The segment could be a cumbersome feature especially if you want to play around to quickly find something that sticks out. The secondary dimension helps you quickly add a column, so you can sort and compare by different date range. Typically that could give you something interesting that explains more details in your data trend.
Here is a basic filter feature within google analytics, but it is pretty helpful when you want to exclude or include certain data sets so that you can narrow down to particular data that may explain the cause of the traffic changes
Use macro data like Google Trends, Webmaster Tools, etc.
Checking out data on Google Trends and many other market data could give you a broader sense of what could be happening.
A hypothetical example here: Despite allergies, queries are going up peaking at April/May, yet the search on major allergy relief pills brands are flat? What’s happening here? Is something taking away your search/interests share away? Are natural remedies growing? Definitely a good context of data if you want to look at a more higher level explaining traffic trends.
Look at competitor’s data
Site’s like SpyFu (note: there are many other similar tools out there), allows you to see what’s happening on site’s that you don’t control. Let’s take a peek at Nike golf site. They’re kicking ass in branded terms in Organic Keywords, no surprises here. But it looks like in Paid Keywords, you’ll find ‘Callaway gold drivers’ as one of term Nike is bidding on.
It is pretty common for brands to buy competitor’s terms to steal traffic or interests. Idea is to watch out of potential changes in competitor’s marketing strategies because that could explain changes in your traffic or business performance.

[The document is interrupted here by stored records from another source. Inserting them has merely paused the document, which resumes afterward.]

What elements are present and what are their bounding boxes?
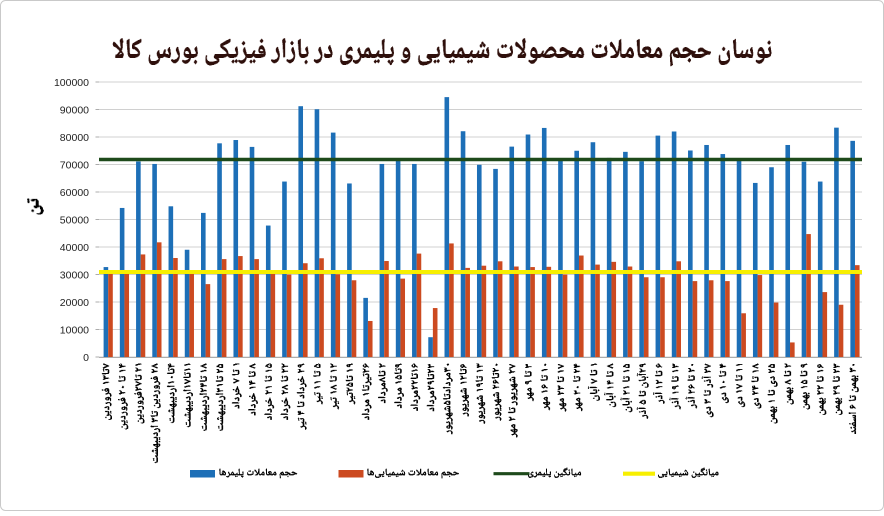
svg-text:50000: 50000 <box>60 214 89 226</box>
svg-text:0: 0 <box>83 352 89 364</box>
svg-text:80000: 80000 <box>60 132 89 144</box>
svg-text:100000: 100000 <box>54 77 89 89</box>
svg-text:60000: 60000 <box>60 187 89 199</box>
svg-text:40000: 40000 <box>60 242 89 254</box>
svg-text:30000: 30000 <box>60 269 89 281</box>
svg-text:70000: 70000 <box>60 159 89 171</box>
svg-text:90000: 90000 <box>60 104 89 116</box>
svg-text:20000: 20000 <box>60 297 89 309</box>
svg-text:10000: 10000 <box>60 324 89 336</box>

I’m a big fan of Qualaroo because it gives me that flexibility to whip out a quick survey to place on a page and control the survey introduction timing. It helps us ask site visitors directly and answer potential questions that quantitative data that Google Analytics couldn’t answer.

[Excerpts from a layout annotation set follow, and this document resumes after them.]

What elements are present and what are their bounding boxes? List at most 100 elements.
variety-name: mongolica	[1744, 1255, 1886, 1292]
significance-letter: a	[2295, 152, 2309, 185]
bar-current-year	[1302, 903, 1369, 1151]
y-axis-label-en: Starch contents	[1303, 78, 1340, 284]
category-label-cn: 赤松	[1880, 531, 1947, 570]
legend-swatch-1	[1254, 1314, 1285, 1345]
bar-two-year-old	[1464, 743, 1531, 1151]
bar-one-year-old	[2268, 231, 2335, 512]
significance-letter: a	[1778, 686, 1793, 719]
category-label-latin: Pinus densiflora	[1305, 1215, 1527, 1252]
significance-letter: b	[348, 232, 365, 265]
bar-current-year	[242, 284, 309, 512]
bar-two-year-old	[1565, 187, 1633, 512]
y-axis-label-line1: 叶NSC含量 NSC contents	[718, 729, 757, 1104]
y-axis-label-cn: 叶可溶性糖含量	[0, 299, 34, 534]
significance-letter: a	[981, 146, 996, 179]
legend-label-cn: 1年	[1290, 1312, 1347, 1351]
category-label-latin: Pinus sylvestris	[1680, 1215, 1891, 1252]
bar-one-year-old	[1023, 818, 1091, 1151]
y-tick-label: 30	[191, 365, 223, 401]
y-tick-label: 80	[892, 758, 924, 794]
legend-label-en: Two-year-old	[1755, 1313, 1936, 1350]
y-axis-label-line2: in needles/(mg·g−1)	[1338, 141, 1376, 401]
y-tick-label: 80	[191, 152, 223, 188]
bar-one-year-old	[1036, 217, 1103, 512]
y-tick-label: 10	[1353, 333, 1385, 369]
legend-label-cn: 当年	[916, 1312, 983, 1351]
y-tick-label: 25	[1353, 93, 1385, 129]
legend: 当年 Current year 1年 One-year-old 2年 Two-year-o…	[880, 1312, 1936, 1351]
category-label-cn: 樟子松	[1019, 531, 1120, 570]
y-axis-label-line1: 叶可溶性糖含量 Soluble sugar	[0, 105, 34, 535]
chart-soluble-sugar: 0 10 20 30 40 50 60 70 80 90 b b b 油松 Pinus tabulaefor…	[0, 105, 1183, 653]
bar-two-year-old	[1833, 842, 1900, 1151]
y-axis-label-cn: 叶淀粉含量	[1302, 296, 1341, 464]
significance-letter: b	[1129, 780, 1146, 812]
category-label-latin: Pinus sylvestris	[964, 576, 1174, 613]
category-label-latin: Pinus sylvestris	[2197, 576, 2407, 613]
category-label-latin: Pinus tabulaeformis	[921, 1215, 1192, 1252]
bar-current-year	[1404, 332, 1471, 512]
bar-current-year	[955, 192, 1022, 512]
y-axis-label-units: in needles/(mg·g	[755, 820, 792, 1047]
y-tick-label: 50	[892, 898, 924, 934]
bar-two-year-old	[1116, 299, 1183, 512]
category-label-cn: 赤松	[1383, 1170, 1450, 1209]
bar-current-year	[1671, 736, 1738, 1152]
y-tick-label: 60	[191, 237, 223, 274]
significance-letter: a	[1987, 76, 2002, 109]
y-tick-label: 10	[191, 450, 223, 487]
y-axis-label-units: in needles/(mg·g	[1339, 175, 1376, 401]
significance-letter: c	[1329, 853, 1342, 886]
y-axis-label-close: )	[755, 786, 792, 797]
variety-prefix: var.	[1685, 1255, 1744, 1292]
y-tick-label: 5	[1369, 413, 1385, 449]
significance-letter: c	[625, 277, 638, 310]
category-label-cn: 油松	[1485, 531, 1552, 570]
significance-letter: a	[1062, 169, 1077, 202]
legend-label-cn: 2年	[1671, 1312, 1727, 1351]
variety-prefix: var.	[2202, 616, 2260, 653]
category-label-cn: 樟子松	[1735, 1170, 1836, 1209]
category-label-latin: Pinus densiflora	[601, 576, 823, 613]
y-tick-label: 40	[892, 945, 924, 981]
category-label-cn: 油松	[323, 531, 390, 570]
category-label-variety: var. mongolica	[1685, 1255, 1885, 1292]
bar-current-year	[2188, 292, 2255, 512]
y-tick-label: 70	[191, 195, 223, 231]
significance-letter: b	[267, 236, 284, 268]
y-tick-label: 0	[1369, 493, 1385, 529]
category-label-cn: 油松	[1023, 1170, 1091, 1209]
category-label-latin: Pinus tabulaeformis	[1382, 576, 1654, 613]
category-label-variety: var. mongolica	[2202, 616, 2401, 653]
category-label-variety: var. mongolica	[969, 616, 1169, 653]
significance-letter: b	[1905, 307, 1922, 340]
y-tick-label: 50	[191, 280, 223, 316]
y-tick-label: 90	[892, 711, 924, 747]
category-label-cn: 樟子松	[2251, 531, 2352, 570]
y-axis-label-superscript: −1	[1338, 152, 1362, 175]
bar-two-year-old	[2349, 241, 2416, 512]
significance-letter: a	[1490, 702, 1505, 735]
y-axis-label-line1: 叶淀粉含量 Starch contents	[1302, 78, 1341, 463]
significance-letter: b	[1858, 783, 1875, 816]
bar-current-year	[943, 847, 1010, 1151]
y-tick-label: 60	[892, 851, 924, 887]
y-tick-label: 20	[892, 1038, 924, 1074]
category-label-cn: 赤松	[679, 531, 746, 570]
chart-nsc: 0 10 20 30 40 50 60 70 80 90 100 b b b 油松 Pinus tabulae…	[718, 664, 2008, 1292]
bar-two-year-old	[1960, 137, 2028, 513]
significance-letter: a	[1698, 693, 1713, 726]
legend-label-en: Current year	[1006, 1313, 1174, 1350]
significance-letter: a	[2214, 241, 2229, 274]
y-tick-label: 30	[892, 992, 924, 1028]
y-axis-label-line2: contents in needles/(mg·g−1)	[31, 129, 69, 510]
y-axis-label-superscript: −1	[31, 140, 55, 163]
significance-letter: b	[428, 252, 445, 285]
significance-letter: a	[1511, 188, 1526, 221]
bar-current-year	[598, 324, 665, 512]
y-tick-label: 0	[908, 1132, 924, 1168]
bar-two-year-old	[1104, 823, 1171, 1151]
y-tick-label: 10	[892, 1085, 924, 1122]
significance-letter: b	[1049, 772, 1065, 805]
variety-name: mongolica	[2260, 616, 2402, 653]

I won’t write much about this because it is pretty no-brainer, but this is some powerful stuff if you ask the right questions. I like using the open text questions and take advantage of that initial insights to help me structure better questions next time.
Perform A/B testing
The reason why we test is because “We don’t know what the outcome is going to be”. You can spend in a meeting room all day, but at the end of the day, you are not going to know if it is going to work. Go test it out! Tools like Optimizely will allow you to whip out some basic A/B testing on the site.
If setting up A/B testing and putting that JS code is too much for you, then try tools like UsabilityHub.com. You can basically test your idea during your conception phase by asking users to perform some action to get data. You can link your existing page and ask users to perform certain tasks. See if your site sucks or does its job.